William Mayne Donaldson (1850-1928), the developer and owner of the Donaldson Apartments was well-known throughout the city and involved in a variety of endeavors. He was owner of the Donaldson Paper Company, having started it on N. 2nd St. in 1882, and he was a principal in both the Paxtang Electric Company and the Harrisburg Steam Heat Company – both established in 1886. A year later, he became one of the founders of Merchants National Bank and the Central Guarantee Trust & Safe Deposit Company. Today, a remainder of Donaldson’s banking legacy may be seen in the Central Trust Bank Building on 3rd Street, which sits opposite the Broad Street Market and is home to the Historic Harrisburg Resource Center. Donaldson served as president of both banking organizations, which existed jointly under one roof, safeguarding depositors’ money and valuables behind a fortress-like façade of – yes, you guessed it – Hummelstown brownstone. Donaldson not only lived at the Donaldson Apartments, but he died there as well, in late August 1928. As one of the largest single owners of real estate in Harrisburg at the time, his wealth, estimated at $1.4 million, enabled him to create trusts for a number of charitable organizations, most notably the Harrisburg Public Library. His wife, Ella, passed away just five months later in 1929. Their son, J. Allen Donaldson, served as president of the Central Trust Company and president of the Polyclinic Hospital Board. After passing away in 1947, he was memorialized when the nurses’ residence at the hospital was renamed after him.
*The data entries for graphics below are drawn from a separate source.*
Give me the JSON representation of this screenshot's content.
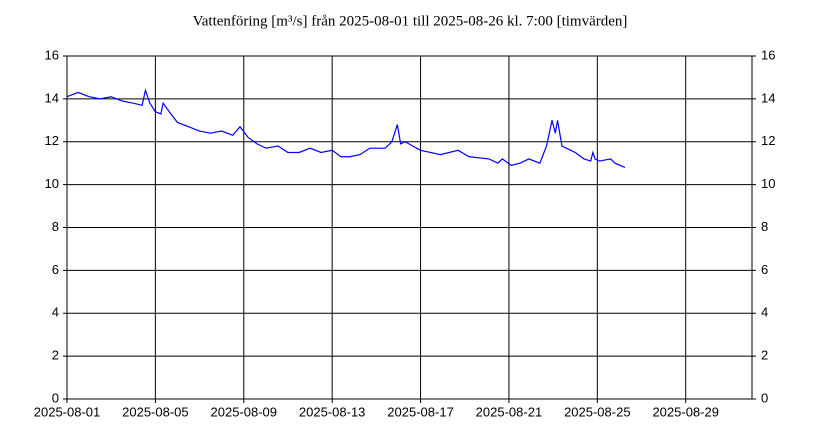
{
  "chart_data": {
    "type": "line",
    "title": "Vattenföring [m³/s] från 2025-08-01 till 2025-08-26 kl. 7:00 [timvärden]",
    "x": [
      0,
      0.5,
      1,
      1.5,
      2,
      2.5,
      3,
      3.4,
      3.55,
      3.75,
      4,
      4.25,
      4.35,
      4.7,
      5,
      5.5,
      6,
      6.5,
      7,
      7.5,
      7.83,
      8.2,
      8.6,
      9,
      9.55,
      10,
      10.5,
      11,
      11.5,
      12,
      12.4,
      12.8,
      13.26,
      13.7,
      14.4,
      14.7,
      14.95,
      15.1,
      15.3,
      16,
      16.9,
      17.7,
      18.2,
      19.1,
      19.5,
      19.7,
      20.1,
      20.5,
      20.9,
      21.4,
      21.7,
      21.95,
      22.1,
      22.2,
      22.4,
      23,
      23.4,
      23.7,
      23.8,
      23.9,
      24.1,
      24.6,
      24.8,
      25.25
    ],
    "series": [
      {
        "name": "Vattenföring",
        "color": "#0000ff",
        "values": [
          14.1,
          14.3,
          14.1,
          14.0,
          14.1,
          13.9,
          13.8,
          13.7,
          14.4,
          13.8,
          13.4,
          13.3,
          13.8,
          13.3,
          12.9,
          12.7,
          12.5,
          12.4,
          12.5,
          12.3,
          12.7,
          12.2,
          11.9,
          11.7,
          11.8,
          11.5,
          11.5,
          11.7,
          11.5,
          11.6,
          11.3,
          11.3,
          11.4,
          11.7,
          11.7,
          12.0,
          12.8,
          11.9,
          12.0,
          11.6,
          11.4,
          11.6,
          11.3,
          11.2,
          11.0,
          11.2,
          10.9,
          11.0,
          11.2,
          11.0,
          11.8,
          13.0,
          12.4,
          13.0,
          11.8,
          11.5,
          11.2,
          11.1,
          11.5,
          11.2,
          11.1,
          11.2,
          11.0,
          10.8
        ]
      }
    ],
    "xlim": [
      0,
      31
    ],
    "xticks": [
      {
        "value": 0,
        "label": "2025-08-01"
      },
      {
        "value": 4,
        "label": "2025-08-05"
      },
      {
        "value": 8,
        "label": "2025-08-09"
      },
      {
        "value": 12,
        "label": "2025-08-13"
      },
      {
        "value": 16,
        "label": "2025-08-17"
      },
      {
        "value": 20,
        "label": "2025-08-21"
      },
      {
        "value": 24,
        "label": "2025-08-25"
      },
      {
        "value": 28,
        "label": "2025-08-29"
      }
    ],
    "ylim": [
      0,
      16
    ],
    "yticks": [
      0,
      2,
      4,
      6,
      8,
      10,
      12,
      14,
      16
    ],
    "grid": true
  }
}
The Donaldson Apartment Building was eventually sold to John N. Hall, owner of the trucking and freight business bearing his name, for $225,000 in 1937. Hall owned the building for nearly 40 years, giving it to Family and Children’s Services of Harrisburg in 1975. The recipient of Hall’s largesse created a corporation known as Donaldson House, Inc., but the inevitable wear and tear that humanity and the passage of time wreak upon a building was becoming evident inside the walls of the Donaldson. Within two years, a demolition application was secured for the building.
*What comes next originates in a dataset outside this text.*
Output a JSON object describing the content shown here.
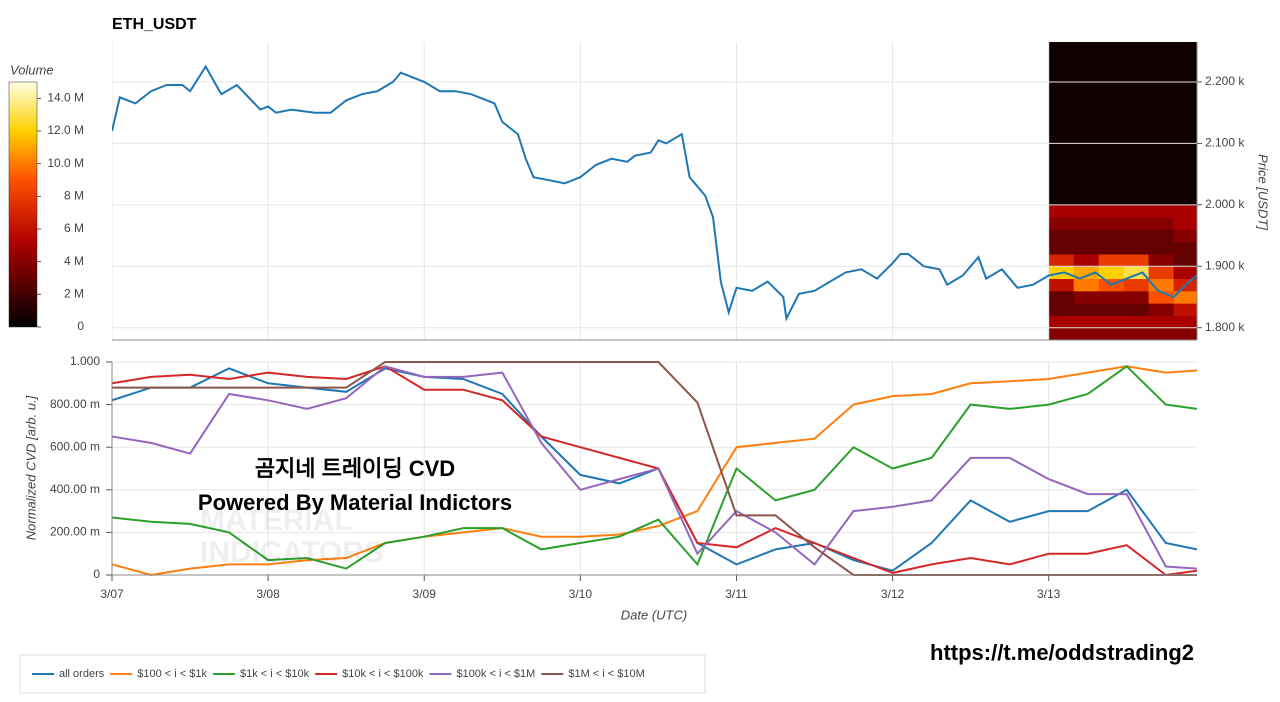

During the period of the late 1970s, many historic preservationists attempted to save as many buildings as possible from the wrecking ball that was sweeping through Harrisburg to make way for newer, grander structures, like Strawberry Square and the Hilton. Among the buildings on the preservationists’ list was the Donaldson Building. Unfortunately, Harrisburg’s love affair with parking, be it multi-story garages or surface lots, would prevail in the case of the Donaldson Building, and all that would remain after the demolition is what exists on 2nd Street today.
Harrisburg attorney Arnold Kogan, who was a leading proponent of building preservation in the late 1970s, said of the Donaldson Building: “I and other preservationists did not favor appending an artifact of the historic building to the new structure [the parking garage]. Jeb [Stuart] and I worked to save the entire building for use as a significant market-rate rental housing project in downtown Harrisburg. Our efforts were premature, as such a project was later done in Old City Hall.”
In a span of little more than 70 years, an architecturally, historically and environmentally significant building flourished, waned and was destroyed – save a curious portal on 2nd Street leading to nowhere.
Well, it does open into a 250-square-foot building that’s too small for a restaurant, not really designed for a walk-up food stand and too little to be a retail shop. It would, however, be a dandy spot for Harrisburg’s Downtown Welcome Center, conveniently located on the city’s popular Restaurant Row.